Someone once said, “A relationship is like a blanket: It can leave us struggling for air, or enfold us in a warm, safe embrace.”
Over the last few weeks we’ve been looking at 50 ways to build your marriage.
Today, we’d like to look at the topic – loving vs. smothering in the relationship.
When you love someone, your desire to be with them is driven by your proper motives such as: your spouse’s best interests, generosity, care and concern. When you smother someone, your desire to be with them is driven by negative motivations such as: insecurity, selfishness and fear!
In I Corinthians 13 the Apostle Paul states, “love is patient, love is kind. It does not envy … it is not self-seeking.”
So how do you know if you’re loving your spouse … or smothering your spouse?
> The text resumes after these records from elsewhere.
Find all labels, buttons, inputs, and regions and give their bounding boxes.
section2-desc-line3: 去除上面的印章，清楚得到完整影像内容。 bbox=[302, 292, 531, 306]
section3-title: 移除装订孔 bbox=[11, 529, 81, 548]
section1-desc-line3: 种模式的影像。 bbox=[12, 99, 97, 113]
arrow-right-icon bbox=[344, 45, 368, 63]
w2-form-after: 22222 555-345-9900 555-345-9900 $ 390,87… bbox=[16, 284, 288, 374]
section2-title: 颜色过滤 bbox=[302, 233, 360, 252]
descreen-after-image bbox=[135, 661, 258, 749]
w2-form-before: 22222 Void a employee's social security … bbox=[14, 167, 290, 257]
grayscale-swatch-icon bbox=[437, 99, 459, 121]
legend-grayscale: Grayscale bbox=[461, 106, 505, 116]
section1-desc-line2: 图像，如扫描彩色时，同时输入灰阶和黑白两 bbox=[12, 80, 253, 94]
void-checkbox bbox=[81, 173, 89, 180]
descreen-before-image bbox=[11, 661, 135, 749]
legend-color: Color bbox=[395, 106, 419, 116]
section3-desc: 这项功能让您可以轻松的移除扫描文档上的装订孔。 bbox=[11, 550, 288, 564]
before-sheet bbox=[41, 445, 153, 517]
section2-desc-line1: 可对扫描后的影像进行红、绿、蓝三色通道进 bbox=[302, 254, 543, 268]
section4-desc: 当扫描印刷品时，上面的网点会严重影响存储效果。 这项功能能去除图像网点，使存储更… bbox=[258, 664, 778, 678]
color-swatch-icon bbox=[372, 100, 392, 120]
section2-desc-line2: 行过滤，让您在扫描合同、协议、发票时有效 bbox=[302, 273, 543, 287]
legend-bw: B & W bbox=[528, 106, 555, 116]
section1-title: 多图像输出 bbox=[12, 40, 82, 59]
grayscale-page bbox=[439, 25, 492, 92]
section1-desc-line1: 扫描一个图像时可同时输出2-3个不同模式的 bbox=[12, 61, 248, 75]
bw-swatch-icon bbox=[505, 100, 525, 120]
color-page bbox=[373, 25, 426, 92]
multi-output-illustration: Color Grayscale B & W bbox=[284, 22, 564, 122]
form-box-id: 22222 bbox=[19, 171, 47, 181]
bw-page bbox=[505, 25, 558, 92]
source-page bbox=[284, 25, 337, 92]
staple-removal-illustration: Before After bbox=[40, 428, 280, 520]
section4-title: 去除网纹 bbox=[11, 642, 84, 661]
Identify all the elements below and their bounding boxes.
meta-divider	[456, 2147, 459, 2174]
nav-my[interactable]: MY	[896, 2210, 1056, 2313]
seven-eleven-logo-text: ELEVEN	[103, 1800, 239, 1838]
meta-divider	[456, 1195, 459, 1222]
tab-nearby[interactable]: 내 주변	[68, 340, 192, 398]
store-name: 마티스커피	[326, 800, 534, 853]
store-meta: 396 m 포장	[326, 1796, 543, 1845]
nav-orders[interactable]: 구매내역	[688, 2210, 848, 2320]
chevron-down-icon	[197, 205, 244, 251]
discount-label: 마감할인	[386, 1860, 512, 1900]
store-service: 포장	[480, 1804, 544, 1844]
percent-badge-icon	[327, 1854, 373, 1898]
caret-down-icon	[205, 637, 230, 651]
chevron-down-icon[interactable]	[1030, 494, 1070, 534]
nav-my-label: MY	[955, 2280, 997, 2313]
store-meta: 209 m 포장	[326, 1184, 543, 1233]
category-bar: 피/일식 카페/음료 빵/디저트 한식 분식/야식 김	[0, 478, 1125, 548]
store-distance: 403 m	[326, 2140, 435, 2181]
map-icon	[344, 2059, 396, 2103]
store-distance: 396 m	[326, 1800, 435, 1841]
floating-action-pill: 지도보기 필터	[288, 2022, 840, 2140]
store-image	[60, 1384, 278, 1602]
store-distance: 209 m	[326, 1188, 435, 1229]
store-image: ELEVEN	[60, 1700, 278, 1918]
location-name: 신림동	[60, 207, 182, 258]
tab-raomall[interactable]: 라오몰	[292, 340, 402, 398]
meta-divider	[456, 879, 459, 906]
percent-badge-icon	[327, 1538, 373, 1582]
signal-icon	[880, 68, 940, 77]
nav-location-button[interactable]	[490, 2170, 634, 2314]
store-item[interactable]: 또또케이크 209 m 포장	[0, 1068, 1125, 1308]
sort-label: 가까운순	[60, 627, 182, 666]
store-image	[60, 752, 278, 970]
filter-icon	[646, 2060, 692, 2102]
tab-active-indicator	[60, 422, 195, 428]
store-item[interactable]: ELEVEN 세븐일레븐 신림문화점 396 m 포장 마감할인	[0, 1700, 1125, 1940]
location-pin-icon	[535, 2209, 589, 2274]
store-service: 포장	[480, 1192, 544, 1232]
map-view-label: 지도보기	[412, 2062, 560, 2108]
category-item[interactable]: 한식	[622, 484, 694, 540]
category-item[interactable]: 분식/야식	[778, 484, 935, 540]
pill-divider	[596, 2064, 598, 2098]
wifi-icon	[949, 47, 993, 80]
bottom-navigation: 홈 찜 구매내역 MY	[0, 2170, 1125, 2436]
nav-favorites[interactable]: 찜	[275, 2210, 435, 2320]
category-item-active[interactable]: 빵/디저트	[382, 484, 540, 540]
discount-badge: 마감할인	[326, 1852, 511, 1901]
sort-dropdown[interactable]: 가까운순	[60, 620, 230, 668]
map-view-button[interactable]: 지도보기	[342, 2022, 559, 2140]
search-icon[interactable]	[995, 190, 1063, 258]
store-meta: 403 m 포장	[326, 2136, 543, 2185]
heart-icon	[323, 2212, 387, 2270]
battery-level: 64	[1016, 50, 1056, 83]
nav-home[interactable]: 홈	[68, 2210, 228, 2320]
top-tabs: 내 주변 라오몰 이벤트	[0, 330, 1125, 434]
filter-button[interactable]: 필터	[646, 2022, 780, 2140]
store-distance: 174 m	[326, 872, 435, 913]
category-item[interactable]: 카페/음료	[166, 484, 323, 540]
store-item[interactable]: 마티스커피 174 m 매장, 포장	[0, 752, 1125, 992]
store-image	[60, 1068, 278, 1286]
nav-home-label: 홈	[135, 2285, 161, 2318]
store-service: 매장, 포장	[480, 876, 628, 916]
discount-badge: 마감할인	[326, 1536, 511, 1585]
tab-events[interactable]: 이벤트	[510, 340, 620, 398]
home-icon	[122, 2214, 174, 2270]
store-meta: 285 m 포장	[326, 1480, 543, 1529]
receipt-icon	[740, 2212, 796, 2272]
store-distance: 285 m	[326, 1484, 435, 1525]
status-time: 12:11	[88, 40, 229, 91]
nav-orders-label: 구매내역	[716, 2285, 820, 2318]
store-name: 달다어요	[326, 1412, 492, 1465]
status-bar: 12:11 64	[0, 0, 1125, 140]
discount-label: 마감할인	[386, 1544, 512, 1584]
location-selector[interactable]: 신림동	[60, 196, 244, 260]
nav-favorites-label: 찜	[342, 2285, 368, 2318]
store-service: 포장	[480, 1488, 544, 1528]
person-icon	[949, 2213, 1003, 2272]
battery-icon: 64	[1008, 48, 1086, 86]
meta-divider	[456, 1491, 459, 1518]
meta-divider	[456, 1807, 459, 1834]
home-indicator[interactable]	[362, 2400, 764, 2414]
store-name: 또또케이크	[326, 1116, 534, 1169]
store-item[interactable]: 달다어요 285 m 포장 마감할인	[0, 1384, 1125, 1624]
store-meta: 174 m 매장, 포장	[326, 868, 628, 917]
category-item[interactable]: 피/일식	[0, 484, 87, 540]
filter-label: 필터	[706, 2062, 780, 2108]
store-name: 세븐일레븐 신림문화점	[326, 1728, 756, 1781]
Here’s some thoughts to consider …
- Do you follow every single one of your spouse’s social media interactions?
- Do you have a little panic attack each time your spouse talks to a member of the opposite sex?
- Do you routinely check your spouse’s call logs and voicemail messages?
- If your husband / wife does not return your call/text within a few minutes, do you keep calling/texting until he or she does?
- Have you ever faked an illness/depression/miscellaneous ailment just to keep your spouse from leaving you?
- Do you routinely accuse your spouse of not spending enough time with you?
- Do you need constant reassurance that he/she loves you? Do you need to hear “I love you” at least a few times a day for certainty?
If you find yourself guilty of many of the behaviors on this list … it’s time to do face the fact you could be smothering your spouse … and not loving.
How can you change? Stop using love as way to control your spouse. Give space for the relationship to grow … you’ve all heard that absence makes the heart grow fonder!
Stop craving for attention … and begin focusing on the needs and wants of your spouse.
As you begin to do love the way the Apostle Paul shares in I Corinthians, you’ll find your intimacy will grow!